La partecipazione a quella manifestazione fu enorme. Al di là delle più rosee aspettative, a dimostrazione che la rabbia della gioventù neo-proletaria, cresciuta sottotraccia da un decennio almeno, da impercettibile comincia a quagliare in vera e propria protesta. Siccome il grosso dei dimostranti non voleva solo fare mucchio, da spettatore alla sceneggiata promossa dai disobbedienti, questo grosso, inopinatamente, spontaneamente, ha lasciato i protagonisti della scenda del finto assalto al Palazzo, e se n’è andato in corteo per il centro della città, di fatto occupandola.

Due i fatti avvenuti: il primo una grande partecipazione, il secondo, che la gran parte degli studenti non ha voluto seguire come pecore quelli che pensavano di essere alla “guida” del movimento romano.

Il 14 è successo questo, ma su una scala di ampiezza e di radicalità decisamente più ampia e devastante.

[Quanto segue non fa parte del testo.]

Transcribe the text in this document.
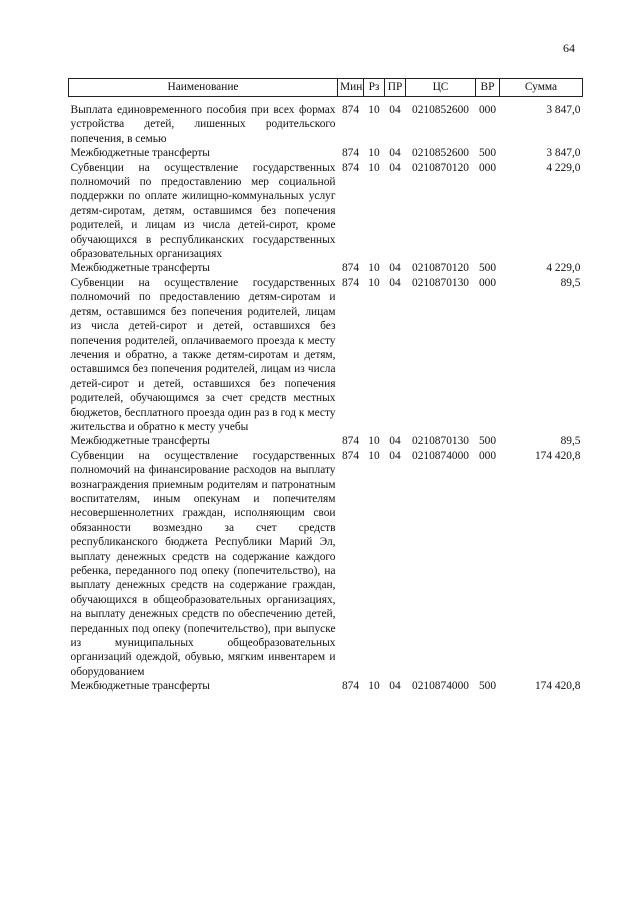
64
Наименование	Мин	Рз	ПР	ЦС	ВР	Сумма
Выплата единовременного пособия при всех формах устройства детей, лишенных родительского попечения, в семью	874	10	04	0210852600	000	3 847,0
Межбюджетные трансферты	874	10	04	0210852600	500	3 847,0
Субвенции на осуществление государственных полномочий по предоставлению мер социальной поддержки по оплате жилищно-коммунальных услуг детям-сиротам, детям, оставшимся без попечения родителей, и лицам из числа детей-сирот, кроме обучающихся в республиканских государственных образовательных организациях	874	10	04	0210870120	000	4 229,0
Межбюджетные трансферты	874	10	04	0210870120	500	4 229,0
Субвенции на осуществление государственных полномочий по предоставлению детям-сиротам и детям, оставшимся без попечения родителей, лицам из числа детей-сирот и детей, оставшихся без попечения родителей, оплачиваемого проезда к месту лечения и обратно, а также детям-сиротам и детям, оставшимся без попечения родителей, лицам из числа детей-сирот и детей, оставшихся без попечения родителей, обучающимся за счет средств местных бюджетов, бесплатного проезда один раз в год к месту жительства и обратно к месту учебы	874	10	04	0210870130	000	89,5
Межбюджетные трансферты	874	10	04	0210870130	500	89,5
Субвенции на осуществление государственных полномочий на финансирование расходов на выплату вознаграждения приемным родителям и патронатным воспитателям, иным опекунам и попечителям несовершеннолетних граждан, исполняющим свои обязанности возмездно за счет средств республиканского бюджета Республики Марий Эл, выплату денежных средств на содержание каждого ребенка, переданного под опеку (попечительство), на выплату денежных средств на содержание граждан, обучающихся в общеобразовательных организациях, на выплату денежных средств по обеспечению детей, переданных под опеку (попечительство), при выпуске из муниципальных общеобразовательных организаций одеждой, обувью, мягким инвентарем и оборудованием	874	10	04	0210874000	000	174 420,8
Межбюджетные трансферты	874	10	04	0210874000	500	174 420,8
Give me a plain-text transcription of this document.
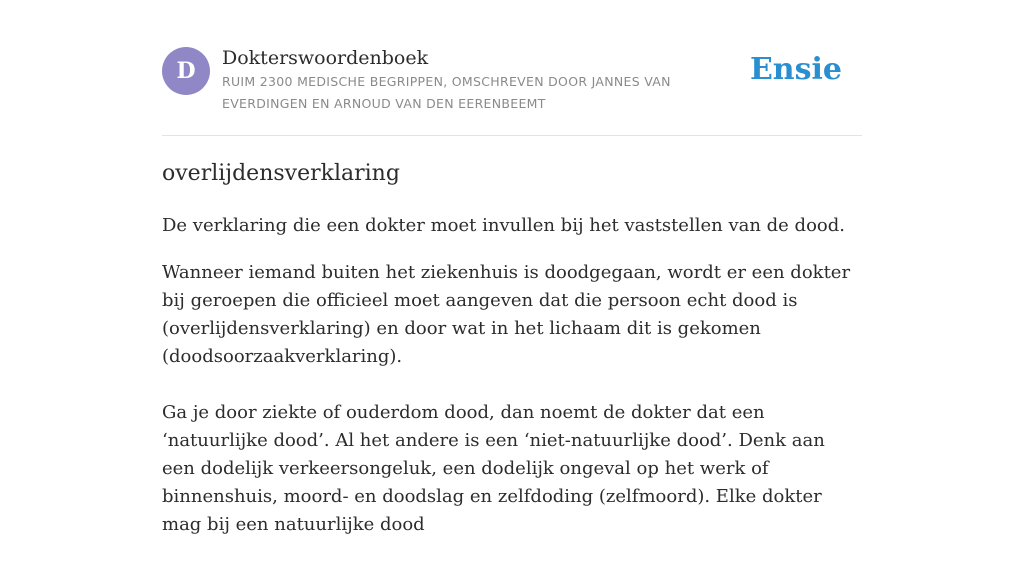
D	Dokterswoordenboek
RUIM 2300 MEDISCHE BEGRIPPEN, OMSCHREVEN DOOR JANNES VAN EVERDINGEN EN ARNOUD VAN DEN EERENBEEMT
Ensie
overlijdensverklaring

De verklaring die een dokter moet invullen bij het vaststellen van de dood.

Wanneer iemand buiten het ziekenhuis is doodgegaan, wordt er een dokter bij geroepen die officieel moet aangeven dat die persoon echt dood is (overlijdensverklaring) en door wat in het lichaam dit is gekomen (doodsoorzaakverklaring).

Ga je door ziekte of ouderdom dood, dan noemt de dokter dat een ‘natuurlijke dood’. Al het andere is een ‘niet-natuurlijke dood’. Denk aan een dodelijk verkeersongeluk, een dodelijk ongeval op het werk of binnenshuis, moord- en doodslag en zelfdoding (zelfmoord). Elke dokter mag bij een natuurlijke dood
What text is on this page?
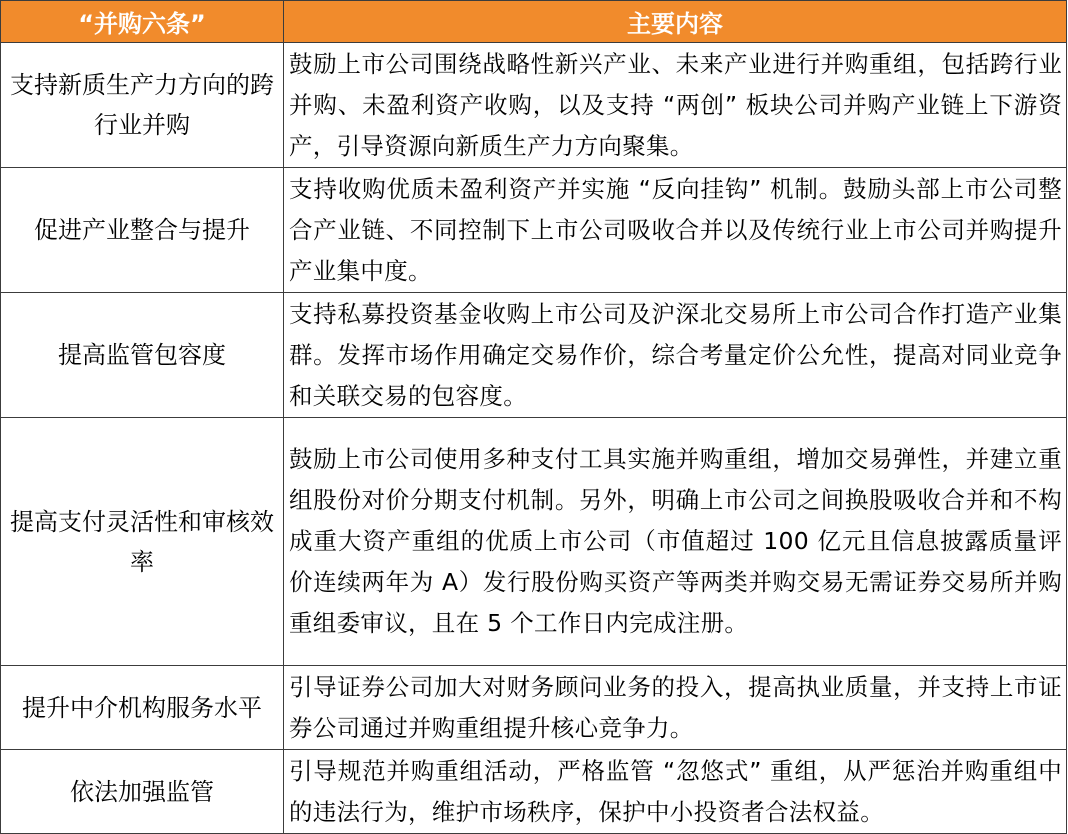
“并购六条”	主要内容
支持新质生产力方向的跨行业并购	鼓励上市公司围绕战略性新兴产业、未来产业进行并购重组，包括跨行业并购、未盈利资产收购，以及支持 “两创” 板块公司并购产业链上下游资产，引导资源向新质生产力方向聚集。
促进产业整合与提升	支持收购优质未盈利资产并实施 “反向挂钩” 机制。鼓励头部上市公司整合产业链、不同控制下上市公司吸收合并以及传统行业上市公司并购提升产业集中度。
提高监管包容度	支持私募投资基金收购上市公司及沪深北交易所上市公司合作打造产业集群。发挥市场作用确定交易作价，综合考量定价公允性，提高对同业竞争和关联交易的包容度。
提高支付灵活性和审核效率	鼓励上市公司使用多种支付工具实施并购重组，增加交易弹性，并建立重组股份对价分期支付机制。另外，明确上市公司之间换股吸收合并和不构成重大资产重组的优质上市公司（市值超过 100 亿元且信息披露质量评价连续两年为 A）发行股份购买资产等两类并购交易无需证券交易所并购重组委审议，且在 5 个工作日内完成注册。
提升中介机构服务水平	引导证券公司加大对财务顾问业务的投入，提高执业质量，并支持上市证券公司通过并购重组提升核心竞争力。
依法加强监管	引导规范并购重组活动，严格监管 “忽悠式” 重组，从严惩治并购重组中的违法行为，维护市场秩序，保护中小投资者合法权益。
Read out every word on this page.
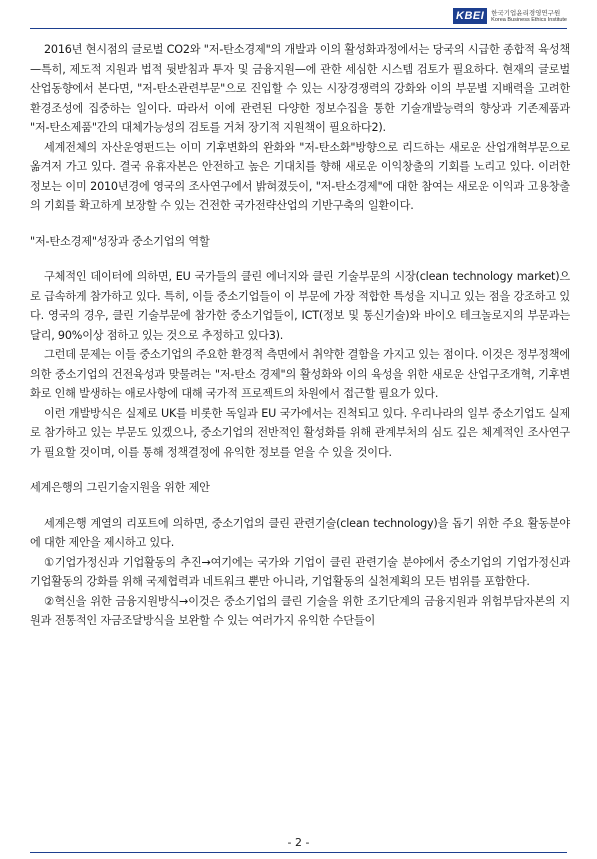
KBEI	한국기업윤리경영연구원
Korea Business Ethics Institute

2016년 현시점의 글로벌 CO2와 "저-탄소경제"의 개발과 이의 활성화과정에서는 당국의 시급한 종합적 육성책—특히, 제도적 지원과 법적 뒷받침과 투자 및 금융지원—에 관한 세심한 시스템 검토가 필요하다. 현재의 글로벌 산업동향에서 본다면, "저-탄소관련부문"으로 진입할 수 있는 시장경쟁력의 강화와 이의 부문별 지배력을 고려한 환경조성에 집중하는 일이다. 따라서 이에 관련된 다양한 정보수집을 통한 기술개발능력의 향상과 기존제품과 "저-탄소제품"간의 대체가능성의 검토를 거쳐 장기적 지원책이 필요하다2).

세계전체의 자산운영펀드는 이미 기후변화의 완화와 "저-탄소화"방향으로 리드하는 새로운 산업개혁부문으로 옮겨저 가고 있다. 결국 유휴자본은 안전하고 높은 기대치를 향해 새로운 이익창출의 기회를 노리고 있다. 이러한 정보는 이미 2010년경에 영국의 조사연구에서 밝혀졌듯이, "저-탄소경제"에 대한 참여는 새로운 이익과 고용창출의 기회를 확고하게 보장할 수 있는 건전한 국가전략산업의 기반구축의 일환이다.

"저-탄소경제"성장과 중소기업의 역할

구체적인 데이터에 의하면, EU 국가들의 클린 에너지와 클린 기술부문의 시장(clean technology market)으로 급속하게 참가하고 있다. 특히, 이들 중소기업들이 이 부문에 가장 적합한 특성을 지니고 있는 점을 강조하고 있다. 영국의 경우, 클린 기술부문에 참가한 중소기업들이, ICT(정보 및 통신기술)와 바이오 테크놀로지의 부문과는 달리, 90%이상 점하고 있는 것으로 추정하고 있다3).

그런데 문제는 이들 중소기업의 주요한 환경적 측면에서 취약한 결함을 가지고 있는 점이다. 이것은 정부정책에 의한 중소기업의 건전육성과 맞물려는 "저-탄소 경제"의 활성화와 이의 육성을 위한 새로운 산업구조개혁, 기후변화로 인해 발생하는 애로사항에 대해 국가적 프로젝트의 차원에서 접근할 필요가 있다.

이런 개발방식은 실제로 UK를 비롯한 독일과 EU 국가에서는 진척되고 있다. 우리나라의 일부 중소기업도 실제로 참가하고 있는 부문도 있겠으나, 중소기업의 전반적인 활성화를 위해 관계부처의 심도 깊은 체계적인 조사연구가 필요할 것이며, 이를 통해 정책결정에 유익한 정보를 얻을 수 있을 것이다.

세계은행의 그린기술지원을 위한 제안

세계은행 계열의 리포트에 의하면, 중소기업의 클린 관련기술(clean technology)을 돕기 위한 주요 활동분야에 대한 제안을 제시하고 있다.

①기업가정신과 기업활동의 추진→여기에는 국가와 기업이 클린 관련기술 분야에서 중소기업의 기업가정신과 기업활동의 강화를 위해 국제협력과 네트워크 뿐만 아니라, 기업활동의 실천계획의 모든 범위를 포함한다.

②혁신을 위한 금융지원방식→이것은 중소기업의 클린 기술을 위한 조기단계의 금융지원과 위험부담자본의 지원과 전통적인 자금조달방식을 보완할 수 있는 여러가지 유익한 수단들이

- 2 -
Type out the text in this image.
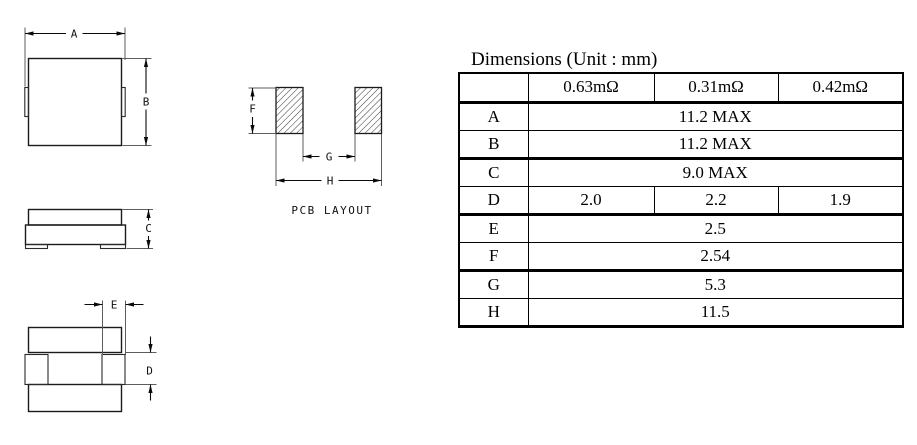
A
B
C
E
D
F
G
H
PCB LAYOUT
Dimensions (Unit : mm)
	0.63mΩ	0.31mΩ	0.42mΩ
A	11.2 MAX		
B	11.2 MAX		
C	9.0 MAX		
D	2.0	2.2	1.9
E	2.5		
F	2.54		
G	5.3		
H	11.5		
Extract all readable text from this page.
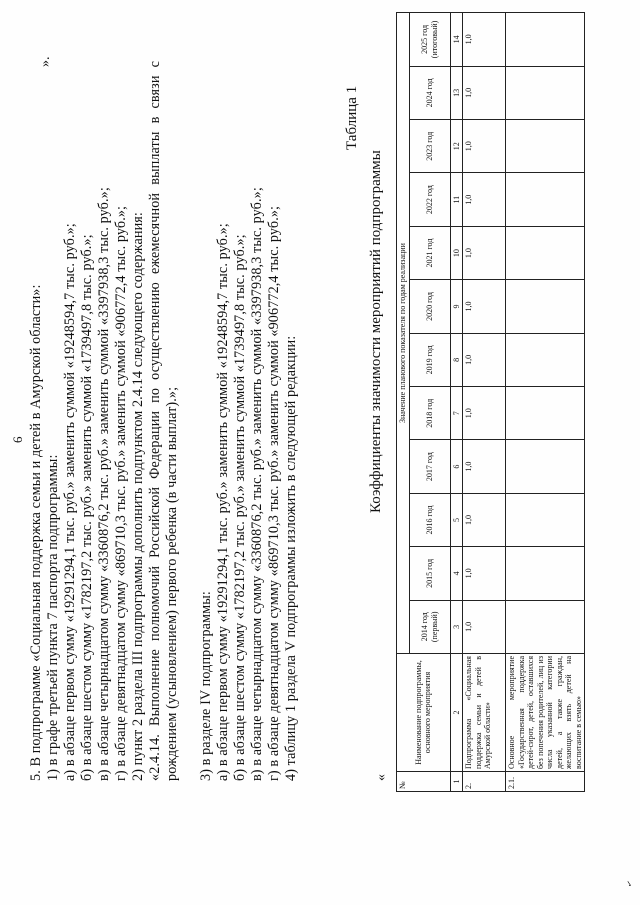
6
».
5. В подпрограмме «Социальная поддержка семьи и детей в Амурской области»: 1) в графе третьей пункта 7 паспорта подпрограммы: а) в абзаце первом сумму «19291294,1 тыс. руб.» заменить суммой «19248594,7 тыс. руб.»; б) в абзаце шестом сумму «1782197,2 тыс. руб.» заменить суммой «1739497,8 тыс. руб.»; в) в абзаце четырнадцатом сумму «3360876,2 тыс. руб.» заменить суммой «3397938,3 тыс. руб.»; г) в абзаце девятнадцатом сумму «869710,3 тыс. руб.» заменить суммой «906772,4 тыс. руб.»; 2) пункт 2 раздела III подпрограммы дополнить подпунктом 2.4.14 следующего содержания: «2.4.14. Выполнение полномочий Российской Федерации по осуществлению ежемесячной выплаты в связи с рождением (усыновлением) первого ребенка (в части выплат).»; 3) в разделе IV подпрограммы: а) в абзаце первом сумму «19291294,1 тыс. руб.» заменить суммой «19248594,7 тыс. руб.»; б) в абзаце шестом сумму «1782197,2 тыс. руб.» заменить суммой «1739497,8 тыс. руб.»; в) в абзаце четырнадцатом сумму «3360876,2 тыс. руб.» заменить суммой «3397938,3 тыс. руб.»; г) в абзаце девятнадцатом сумму «869710,3 тыс. руб.» заменить суммой «906772,4 тыс. руб.»; 4) таблицу 1 раздела V подпрограммы изложить в следующей редакции:
Таблица 1
«
Коэффициенты значимости мероприятий подпрограммы
№	Наименование подпрограммы, основного мероприятия	Значение планового показателя по годам реализации											
		2014 год (первый)	2015 год	2016 год	2017 год	2018 год	2019 год	2020 год	2021 год	2022 год	2023 год	2024 год	2025 год (итоговый)
1	2	3	4	5	6	7	8	9	10	11	12	13	14
2.	Подпрограмма «Социальная поддержка семьи и детей в Амурской области»	1,0	1,0	1,0	1,0	1,0	1,0	1,0	1,0	1,0	1,0	1,0	1,0
2.1.	Основное мероприятие «Государственная поддержка детей-сирот, детей, оставшихся без попечения родителей, лиц из числа указанной категории детей, а также граждан, желающих взять детей на воспитание в семью»												
✓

La manifestazione del 14/12 è stata promossa dalla rete «Uniti contro la crisi». Qual’era il vero obbiettivo dei promotori? Dietro allo slogan di “assediare il potere” si voleva in verità fare solo una rumorosa sfilata, che si sarebbe dovuta concludere tranquillamente a Piazza del Popolo. La loro recondita speranza? Festeggiare in piazza, in diretta, la “sfiducia” a Berlusconi, quindi la sua caduta. Infatti, a parte l’attacco alla sede della Protezione civile nulla di serio era accaduto fino all’ingresso in Piazza del Popolo.

Tuttavia, come deve ammettere lo stesso il manifesto, l’attacco alla sede della Protezione civile mette in mostra un fatto “sorprendente”: il manipolo di assalitori viene riaccolto nel corteo da cui si era staccato, da scroscianti applausi e grida di giubilo. Un segnale di quello che avverrà poco dopo, quando dopo l’una si viene a sapere che Berlusconi, la Fiducia, l’ha invece ottenuta.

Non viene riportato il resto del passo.